优选地,所述系统包括用于在放电和充电期间对电池单元的电压进行监测的装置。
在一个实施例中,当电池单元的电压处于1.5V到1.8V,优选处于1.7V-1.8V,例如大约1.75V时,用于使电池单元的放电停止的装置使放电停止。
替代地或另外地,当电池单元的电压为2.3V到2.4V时,用于使电池单元的充电停止的装置使充电停止。优选地,在大约2.30V-2.36V,更优选2.30V-2.35V,还更优选2.31V-2.34V,例如在2.33V处停止所述充电。
所述系统可以包括用于将所述系统耦接到锂-硫电池单元或锂-硫电池的装置。优选地,所述系统包括锂-硫电池单元或锂-硫电池。
在一优选实施例中,通过以恒定电流进行供电来给锂-硫电池单元充电。可以提供该电流,以便在从30分钟到12小时,优选地8到10小时的时间范围内给电池单元充电。可以在从0.1到3mA/cm2,优选地0.1到0.3mA/cm2的电流密度范围下提供该电流。作为以恒定电流进行充电的替代方案,还可以将锂-硫电池单元充电至恒定电压直到达到相关容量。
电化电池单元可以是任何适合的锂-硫电池单元。
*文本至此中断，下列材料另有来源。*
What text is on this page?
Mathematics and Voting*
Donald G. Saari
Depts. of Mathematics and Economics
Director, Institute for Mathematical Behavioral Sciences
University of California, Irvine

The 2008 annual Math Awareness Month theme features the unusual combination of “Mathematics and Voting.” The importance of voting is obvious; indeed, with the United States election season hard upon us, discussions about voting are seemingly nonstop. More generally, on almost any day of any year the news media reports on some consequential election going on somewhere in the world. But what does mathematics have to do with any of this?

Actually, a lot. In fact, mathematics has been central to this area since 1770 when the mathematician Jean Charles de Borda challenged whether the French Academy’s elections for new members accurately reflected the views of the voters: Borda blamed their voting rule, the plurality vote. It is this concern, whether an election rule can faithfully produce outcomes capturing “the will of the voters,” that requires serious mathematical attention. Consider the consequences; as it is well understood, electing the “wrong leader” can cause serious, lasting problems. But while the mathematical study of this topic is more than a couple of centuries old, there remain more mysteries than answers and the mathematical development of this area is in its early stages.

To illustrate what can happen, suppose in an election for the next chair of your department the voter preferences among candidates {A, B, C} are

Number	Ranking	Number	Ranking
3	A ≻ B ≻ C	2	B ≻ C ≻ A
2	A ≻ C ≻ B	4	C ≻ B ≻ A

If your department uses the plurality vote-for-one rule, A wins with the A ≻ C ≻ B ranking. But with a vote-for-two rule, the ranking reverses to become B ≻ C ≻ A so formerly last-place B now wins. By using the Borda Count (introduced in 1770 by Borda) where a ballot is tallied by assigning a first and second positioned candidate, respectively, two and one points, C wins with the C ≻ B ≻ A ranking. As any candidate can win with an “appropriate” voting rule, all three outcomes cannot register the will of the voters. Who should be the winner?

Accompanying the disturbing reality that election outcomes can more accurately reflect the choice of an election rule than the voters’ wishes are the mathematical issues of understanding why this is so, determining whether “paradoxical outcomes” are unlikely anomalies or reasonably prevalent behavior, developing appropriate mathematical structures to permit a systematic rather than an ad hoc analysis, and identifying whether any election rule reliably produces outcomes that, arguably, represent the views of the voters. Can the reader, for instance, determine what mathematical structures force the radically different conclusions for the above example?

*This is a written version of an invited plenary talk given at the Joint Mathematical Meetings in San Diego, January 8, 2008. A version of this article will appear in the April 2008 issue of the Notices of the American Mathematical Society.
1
电池单元通常包括阳极、阴极、电解质、以及优选地多孔隔膜,有利地该多孔隔膜可以被放置在阳极与阴极之间。阳极可以由锂金属或者锂金属合金构成。优选地,阳极是金属箔电极,例如锂箔电极。锂箔可以由锂金属或者锂金属合金构成。
电化电池单元的阴极包括电活性硫材料与导电材料的混合物。该混合物形成电活性层,该电活性层可以被放置成与集电器接触。
可以将电活性硫材料与导电材料的混合物以溶剂(例如,水或者有机溶剂)中浆液的形式涂抹到集电器。然后可以除去该溶剂,并且得到的结构经压延形成复合结构,该复合结构被切割成期望的形状以形成阴极。可以在阴极上放置隔膜并且在隔膜上放置锂阳极。然后可以将电解质导入到组装的电池单元中以浸湿阴极和隔膜。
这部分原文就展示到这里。